Muscovy Duck ( Catch Clean & Cook ) with the Iguana Man

Published on April 18, 2022
Duration: 48:20

This guide details the process of humanely harvesting and preparing Muscovy ducks, an invasive species in South Florida. It covers capture techniques using nets, efficient cleaning and plucking methods, and a traditional Caribbean-style curry preparation. The content highlights the ducks as a viable, organic food source, emphasizing sustainable harvesting practices.

Quick Summary

Muscovy ducks are captured using bread as bait and long-handled nets. For cleaning, a Caribbean method uses lime juice, baking soda, flour, and vinegar to remove gamey odors. They are considered invasive in South Florida due to being non-native, messy, and causing property damage. Their meat is lean, dark, and rich, tasting more like mutton or goat than domestic duck.

Chapters

  1. 00:00Introduction to Muscovy Duck Removal
  2. 03:15Hunting Strategy and Capture
  3. 14:04Processing and Plucking
  4. 19:52Cleaning and Marinating the Meat
  5. 22:28Cooking Traditional Curry Duck
  6. 25:53Tasting and Final Assessment

Frequently Asked Questions

How are Muscovy ducks captured for a 'catch and cook' demonstration?
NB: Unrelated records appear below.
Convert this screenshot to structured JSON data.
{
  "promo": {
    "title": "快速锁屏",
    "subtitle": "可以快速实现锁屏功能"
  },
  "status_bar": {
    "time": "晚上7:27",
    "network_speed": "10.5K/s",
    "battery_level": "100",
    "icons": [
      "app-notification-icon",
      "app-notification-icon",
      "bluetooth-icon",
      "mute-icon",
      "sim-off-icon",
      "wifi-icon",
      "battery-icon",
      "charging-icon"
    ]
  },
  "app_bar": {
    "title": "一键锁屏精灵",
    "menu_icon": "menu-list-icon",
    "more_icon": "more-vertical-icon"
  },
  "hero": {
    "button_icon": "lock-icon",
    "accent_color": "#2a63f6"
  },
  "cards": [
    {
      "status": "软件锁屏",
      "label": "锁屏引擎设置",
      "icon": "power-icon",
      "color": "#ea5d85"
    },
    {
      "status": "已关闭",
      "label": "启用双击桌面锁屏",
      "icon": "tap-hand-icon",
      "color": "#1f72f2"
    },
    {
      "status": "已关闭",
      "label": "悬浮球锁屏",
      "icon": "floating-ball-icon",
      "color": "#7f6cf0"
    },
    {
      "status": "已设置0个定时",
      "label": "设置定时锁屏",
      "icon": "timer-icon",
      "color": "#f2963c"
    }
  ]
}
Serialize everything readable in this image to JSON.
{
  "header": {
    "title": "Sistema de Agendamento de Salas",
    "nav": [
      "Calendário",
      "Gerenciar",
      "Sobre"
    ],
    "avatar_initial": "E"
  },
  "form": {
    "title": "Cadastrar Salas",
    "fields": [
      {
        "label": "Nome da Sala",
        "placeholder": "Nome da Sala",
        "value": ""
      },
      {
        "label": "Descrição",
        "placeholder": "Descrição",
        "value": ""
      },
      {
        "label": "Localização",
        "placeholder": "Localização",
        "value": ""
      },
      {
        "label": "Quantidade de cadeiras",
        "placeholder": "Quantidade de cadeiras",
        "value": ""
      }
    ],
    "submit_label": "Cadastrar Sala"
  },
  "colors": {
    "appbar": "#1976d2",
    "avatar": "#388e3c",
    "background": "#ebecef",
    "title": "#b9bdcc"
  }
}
Muscovy ducks are captured using bread as bait to lure them into range. Large, long-handled nets are then employed to safely and effectively secure the birds, often in residential areas near canals.

What is the recommended method for cleaning wild duck meat to remove gamey flavors?

A traditional Caribbean cleaning method involves using a mixture of lime juice, baking soda, flour, and vinegar. This process is effective in removing the 'gamey' scent and any impurities from the duck meat before cooking.

Why are Muscovy ducks considered an invasive species in South Florida?

Muscovy ducks are classified as invasive in South Florida because they are non-native, create significant mess, and can cause damage to properties, leading them to be considered a nuisance species.

What makes the meat of a Muscovy duck different from domestic duck?

The meat from a Muscovy duck is described as lean, dark, and rich, with a flavor and texture profile that is more comparable to mutton or goat rather than the milder taste of commercial domestic duck.